Analistas del mercado afirmaron al portal Reuters la semana pasada que se preveía el ajuste en la política monetaria para no quedar desfasado el poco interés que ya generan las inversiones con el debilitado peso doméstico.

Se trata de la sexta alza mensual consecutiva de la tasa «Leliq» para el plazo de 48 horas, desde el 38% vigente hasta enero pasado. Por tanto, la víspera regía un rendimiento del 49%.

«Es fuerte la suba de tasa, poco ortodoxa para el directorio actual del banco central, con lo cual pareciera una etapa de desesperación. Está claro que la gente cada vez menos quiere tener pesos en sus carteras«, declaró un analista de una importante correduría local.

La nueva tasa del 52% equivale a una 66,4% efectiva anual, aún por debajo de la proyección del IPC para todo el año.

Asimismo, se retoman niveles de rendimientos vistos en 2019 cuando una notoria incertidumbre política previo al cambio de Gobierno disparó los niveles del riesgo país.

Objetivos

«El BCRA mantendrá los mecanismos por los cuales garantiza que la suba de la tasa de política monetaria se traslade íntegramente a los depositantes, tanto de personas humanas como empresas», informó un comunicado de la entidad.

Añanió que «los datos de mayo confirmaron la desaceleración en la inflación que se había iniciado en abril, con una significativa baja en la categoría núcleo. El BCRA espera que los registros de inflación mensuales continúen descendiendo gradualmente«.

Por su parte, el IPC de mayo arrojó un alza 5,1% en el país sudamericano, luego de la escalada del 6,7% en marzo y del 6% en abril, con un acumulado del casi 30% en los primeros cinco meses del año.

«La autoridad monetaria continúa su proceso de gradual normalización de la tasa de política y del resto de la estructura de tasas de interés de la economía, de forma de contribuir a preservar la estabilidad financiera y cambiaria, sostener el crecimiento del producto y del empleo y reducir la inflación«, se comprometió el BCRA.

«Asimismo, en una economía como la argentina con un canal del crédito relativamente pequeño, la suba de tasas actúa principalmente incentivando el ahorro en pesos.
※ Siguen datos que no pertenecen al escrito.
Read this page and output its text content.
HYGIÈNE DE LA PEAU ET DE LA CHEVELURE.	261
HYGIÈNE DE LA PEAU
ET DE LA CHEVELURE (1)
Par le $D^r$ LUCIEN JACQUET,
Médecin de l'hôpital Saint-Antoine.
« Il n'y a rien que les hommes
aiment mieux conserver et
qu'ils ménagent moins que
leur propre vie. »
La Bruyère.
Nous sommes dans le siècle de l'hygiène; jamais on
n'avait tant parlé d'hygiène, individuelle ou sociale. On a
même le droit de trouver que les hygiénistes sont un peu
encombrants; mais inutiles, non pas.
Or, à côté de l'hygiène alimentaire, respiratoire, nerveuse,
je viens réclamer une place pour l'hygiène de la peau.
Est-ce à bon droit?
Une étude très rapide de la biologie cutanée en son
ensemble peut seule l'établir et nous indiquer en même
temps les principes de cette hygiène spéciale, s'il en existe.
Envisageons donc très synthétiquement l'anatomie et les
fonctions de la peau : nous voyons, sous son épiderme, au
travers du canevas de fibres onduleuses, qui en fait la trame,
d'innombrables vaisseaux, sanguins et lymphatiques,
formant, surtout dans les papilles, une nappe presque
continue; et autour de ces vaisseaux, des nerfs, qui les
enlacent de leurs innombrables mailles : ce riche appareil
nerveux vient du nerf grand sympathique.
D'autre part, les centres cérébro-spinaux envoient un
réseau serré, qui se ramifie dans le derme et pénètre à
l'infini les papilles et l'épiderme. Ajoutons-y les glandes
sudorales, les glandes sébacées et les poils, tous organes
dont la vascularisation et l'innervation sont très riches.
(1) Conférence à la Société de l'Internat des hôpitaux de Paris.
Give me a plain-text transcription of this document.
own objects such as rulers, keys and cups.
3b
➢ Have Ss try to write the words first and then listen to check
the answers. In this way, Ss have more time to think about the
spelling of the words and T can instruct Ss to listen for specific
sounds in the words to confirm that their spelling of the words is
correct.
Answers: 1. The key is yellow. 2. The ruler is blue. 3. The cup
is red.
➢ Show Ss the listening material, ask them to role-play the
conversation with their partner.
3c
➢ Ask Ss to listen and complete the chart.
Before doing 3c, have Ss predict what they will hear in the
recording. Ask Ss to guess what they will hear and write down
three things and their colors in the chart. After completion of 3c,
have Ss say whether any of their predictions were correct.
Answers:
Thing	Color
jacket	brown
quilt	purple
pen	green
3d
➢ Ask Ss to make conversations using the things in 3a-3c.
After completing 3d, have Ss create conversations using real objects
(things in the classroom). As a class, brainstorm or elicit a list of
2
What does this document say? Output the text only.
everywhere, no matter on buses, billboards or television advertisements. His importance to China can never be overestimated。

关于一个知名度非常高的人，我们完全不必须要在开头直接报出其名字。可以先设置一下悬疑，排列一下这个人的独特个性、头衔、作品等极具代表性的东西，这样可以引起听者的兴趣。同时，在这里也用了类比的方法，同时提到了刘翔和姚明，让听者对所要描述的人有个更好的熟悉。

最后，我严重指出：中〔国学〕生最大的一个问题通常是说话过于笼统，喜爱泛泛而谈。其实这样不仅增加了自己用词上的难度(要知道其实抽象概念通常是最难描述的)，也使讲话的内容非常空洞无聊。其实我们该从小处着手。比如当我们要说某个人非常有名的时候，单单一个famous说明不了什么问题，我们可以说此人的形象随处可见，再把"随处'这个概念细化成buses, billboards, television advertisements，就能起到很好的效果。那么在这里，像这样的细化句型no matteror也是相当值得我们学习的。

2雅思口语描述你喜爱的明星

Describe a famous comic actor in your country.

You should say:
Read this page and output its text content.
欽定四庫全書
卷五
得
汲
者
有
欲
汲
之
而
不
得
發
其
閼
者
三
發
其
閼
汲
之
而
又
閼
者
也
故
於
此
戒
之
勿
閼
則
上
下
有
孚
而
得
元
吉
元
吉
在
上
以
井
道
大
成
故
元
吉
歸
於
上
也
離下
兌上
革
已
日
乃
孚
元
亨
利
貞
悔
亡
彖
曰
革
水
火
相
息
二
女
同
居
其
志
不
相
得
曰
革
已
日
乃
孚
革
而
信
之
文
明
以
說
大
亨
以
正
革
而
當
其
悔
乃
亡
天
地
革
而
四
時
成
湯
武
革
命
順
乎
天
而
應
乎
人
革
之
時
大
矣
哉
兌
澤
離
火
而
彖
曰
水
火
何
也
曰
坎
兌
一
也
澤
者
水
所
Su acción antinflacionaria entonces pasa en gran medida por contribuir a la estabilidad cambiaria y financiera, debiendo estar complementada con otros instrumentos de la política económica para reducir la inercia inflacionaria«, apuntó.

El incremento en la percepción del riesgo financiero internacional se corroboró en la víspera cuando la Reserva Federal estadounidense (Fed) incrementó su tasa en 75 puntos básicos, en la medida más drástica desde 1994.

Al margen de Estados Unidos, naciones vecinas de Sudamérica también vienen ejecutando un gradual reacomodamiento alcista de tasas encabezado por Brasil, mientras que en Europa ocurre lo mismo, una tendencia que se afirmó con la invasión rusa a Ucrania que disparó los precios de materias primas.

El país hace frente a una de las inflaciones más altas del mundo, debido a un reciente acuerdo para refinanciar deuda con el Fondo Monetario Internacional (FMI) donde el Gobierno se compromete a reducir el déficit fiscal, disminuir la emisión monetaria, reforzar las reservas del BCRA y ofrecer una tasa de interés positiva en términos reales, entre otros temas.